We hope these clarifications address the reviewer's concerns. We are confident that by incorporating the suggested references and clarifying our methodology and contributions as outlined above, the revised manuscript will be significantly stronger. We thank the reviewer again for their valuable feedback.

评论

Dear Reviewer sQ8t,

This is a gentle reminder that the discussion period will close in approximately 36 hours. We would be very grateful if you could take a moment to review our rebuttal and provide any final feedback.

Thank you again for your time and valuable contributions to our work.

Sincerely,

The Authors

评论

Dear Reviewer sQ8t,

We hope this message finds you well. We noticed the author-reviewer discussion period has been extended, and we would be very grateful if you could take a moment to review our rebuttal and the ongoing discussion.

We also wanted to gently note that other reviewers have since shared their thoughts after reading our response. We believe their comments, alongside our rebuttal, might help clarify our contributions. We would sincerely appreciate any final feedback you may have.

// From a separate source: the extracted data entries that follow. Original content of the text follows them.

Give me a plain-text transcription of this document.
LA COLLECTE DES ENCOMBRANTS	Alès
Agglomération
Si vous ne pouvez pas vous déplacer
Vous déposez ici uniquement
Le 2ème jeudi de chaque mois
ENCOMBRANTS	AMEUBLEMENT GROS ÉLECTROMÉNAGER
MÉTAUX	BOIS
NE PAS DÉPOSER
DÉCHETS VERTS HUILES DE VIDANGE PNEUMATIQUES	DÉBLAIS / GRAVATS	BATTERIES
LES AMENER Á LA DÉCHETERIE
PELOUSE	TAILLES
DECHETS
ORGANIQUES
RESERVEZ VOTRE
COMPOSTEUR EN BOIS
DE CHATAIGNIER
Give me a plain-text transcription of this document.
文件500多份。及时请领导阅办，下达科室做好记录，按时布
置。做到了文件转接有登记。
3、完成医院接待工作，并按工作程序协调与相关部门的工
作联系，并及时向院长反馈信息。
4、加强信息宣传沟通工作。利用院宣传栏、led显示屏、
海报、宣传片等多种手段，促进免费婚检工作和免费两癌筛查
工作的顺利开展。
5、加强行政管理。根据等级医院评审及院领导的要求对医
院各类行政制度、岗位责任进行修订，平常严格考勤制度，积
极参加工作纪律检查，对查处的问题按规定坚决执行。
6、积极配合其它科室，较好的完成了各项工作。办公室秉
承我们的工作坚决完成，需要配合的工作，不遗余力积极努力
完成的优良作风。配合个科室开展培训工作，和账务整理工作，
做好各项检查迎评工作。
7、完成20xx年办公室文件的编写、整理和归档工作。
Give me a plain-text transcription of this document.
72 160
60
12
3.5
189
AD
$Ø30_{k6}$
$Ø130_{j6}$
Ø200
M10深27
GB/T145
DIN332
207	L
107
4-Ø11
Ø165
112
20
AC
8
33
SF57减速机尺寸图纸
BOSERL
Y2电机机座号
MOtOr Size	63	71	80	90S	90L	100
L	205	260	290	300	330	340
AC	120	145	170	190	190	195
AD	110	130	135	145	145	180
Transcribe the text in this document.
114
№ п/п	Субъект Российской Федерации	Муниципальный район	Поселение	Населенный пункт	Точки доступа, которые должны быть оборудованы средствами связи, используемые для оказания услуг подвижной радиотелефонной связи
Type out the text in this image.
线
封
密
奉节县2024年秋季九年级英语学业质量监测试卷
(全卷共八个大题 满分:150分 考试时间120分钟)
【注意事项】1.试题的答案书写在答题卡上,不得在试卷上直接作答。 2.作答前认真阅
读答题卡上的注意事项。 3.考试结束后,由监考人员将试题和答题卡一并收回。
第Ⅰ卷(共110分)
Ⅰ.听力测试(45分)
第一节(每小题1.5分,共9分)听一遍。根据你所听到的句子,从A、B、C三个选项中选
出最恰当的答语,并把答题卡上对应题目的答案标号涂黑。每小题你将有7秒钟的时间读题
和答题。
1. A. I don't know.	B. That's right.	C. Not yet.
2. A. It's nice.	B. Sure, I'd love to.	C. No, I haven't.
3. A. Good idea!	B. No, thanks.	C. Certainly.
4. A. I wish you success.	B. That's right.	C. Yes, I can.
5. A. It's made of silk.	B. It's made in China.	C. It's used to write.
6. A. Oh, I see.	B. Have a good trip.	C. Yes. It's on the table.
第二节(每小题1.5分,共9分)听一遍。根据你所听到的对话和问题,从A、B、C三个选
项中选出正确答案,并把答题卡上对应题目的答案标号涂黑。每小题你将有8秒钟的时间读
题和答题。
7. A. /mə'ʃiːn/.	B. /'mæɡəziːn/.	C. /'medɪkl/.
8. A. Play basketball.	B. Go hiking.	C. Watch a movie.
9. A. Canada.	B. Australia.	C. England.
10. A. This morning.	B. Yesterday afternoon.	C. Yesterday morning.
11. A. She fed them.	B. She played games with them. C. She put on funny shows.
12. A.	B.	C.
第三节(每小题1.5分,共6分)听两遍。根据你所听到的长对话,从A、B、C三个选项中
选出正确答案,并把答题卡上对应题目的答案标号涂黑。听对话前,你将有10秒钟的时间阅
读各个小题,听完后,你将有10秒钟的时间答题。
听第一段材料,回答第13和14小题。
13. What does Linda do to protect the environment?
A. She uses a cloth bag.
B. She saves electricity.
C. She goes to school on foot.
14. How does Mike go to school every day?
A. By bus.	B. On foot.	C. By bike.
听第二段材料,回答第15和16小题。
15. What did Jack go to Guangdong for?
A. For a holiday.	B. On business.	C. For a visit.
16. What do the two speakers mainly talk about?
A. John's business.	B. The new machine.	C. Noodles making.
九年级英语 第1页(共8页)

Thank you again for your time and your valuable role in this process.

Sincerely,

The Authors

最终决定

The authors use a GMM simulation and large-scale language model experiments to show that standard knowledge distillation induces a trade-off: it helps the student model achieve high precision by focusing on high-probability regions of the teacher's distribution, but at the cost of recall. The authors argue this trade-off is often desirable, especially for tasks like instruction tuning where a single, high-quality answer is preferred over a diverse set of possible outputs.

Strengths

  • The paper provides a principled, distribution-level explanation for a widely observed phenomenon in knowledge distillation. This is a significant contribution that moves beyond heuristic explanations and offers a new framework for understanding and designing distillation pipelines. The use of a simple GMM model to provide an intuitive "minimal working explanation" is particularly effective and praised by multiple reviewers.
  • The authors rigorously validate their theoretical findings on a large-scale language model family (SmolLM2), successfully bridging the gap between a simplified theoretical model and a practical application. The experiments and visualizations are clear and convincing.
  • The paper is well-written and easy to follow, clearly defining key concepts like precision and recall and effectively communicating its core insights.

Weaknesses

  • The central insight, the precision-recall trade-off, is not new and has been discussed in prior works. While the authors' rebuttal clarifies that the paper's novelty lies in achieving this behavior using standard forward KL divergence without specialized loss functions, this point remains a source of contention.
  • Reviewer raises questions about the theoretical justification and a potential contradiction between the model's objective (minimizing KL divergence) and its behavior (sacrificing recall). While the authors provide a detailed response clarifying that the recall sacrifice is the point of the trade-off, not a flaw, the reviewer remains unconvincingly and continues to question the theoretical claims.
  • Some reviewers note that the paper could be expanded to explore KD's role in other applications like model compression (e.g., quantization) or its effects on different tasks like reasoning with CoT prompting. The authors acknowledge these are valuable directions for future work.

The AC recommends a borderline accept decision, noting that the paper has strong conceptual and empirical merit but is weakened by the persistent, unaddressed theoretical concerns from one reviewer. The paper's contribution is valuable and likely to be impactful for practitioners and researchers, but its theoretical foundations could be more robustly justified.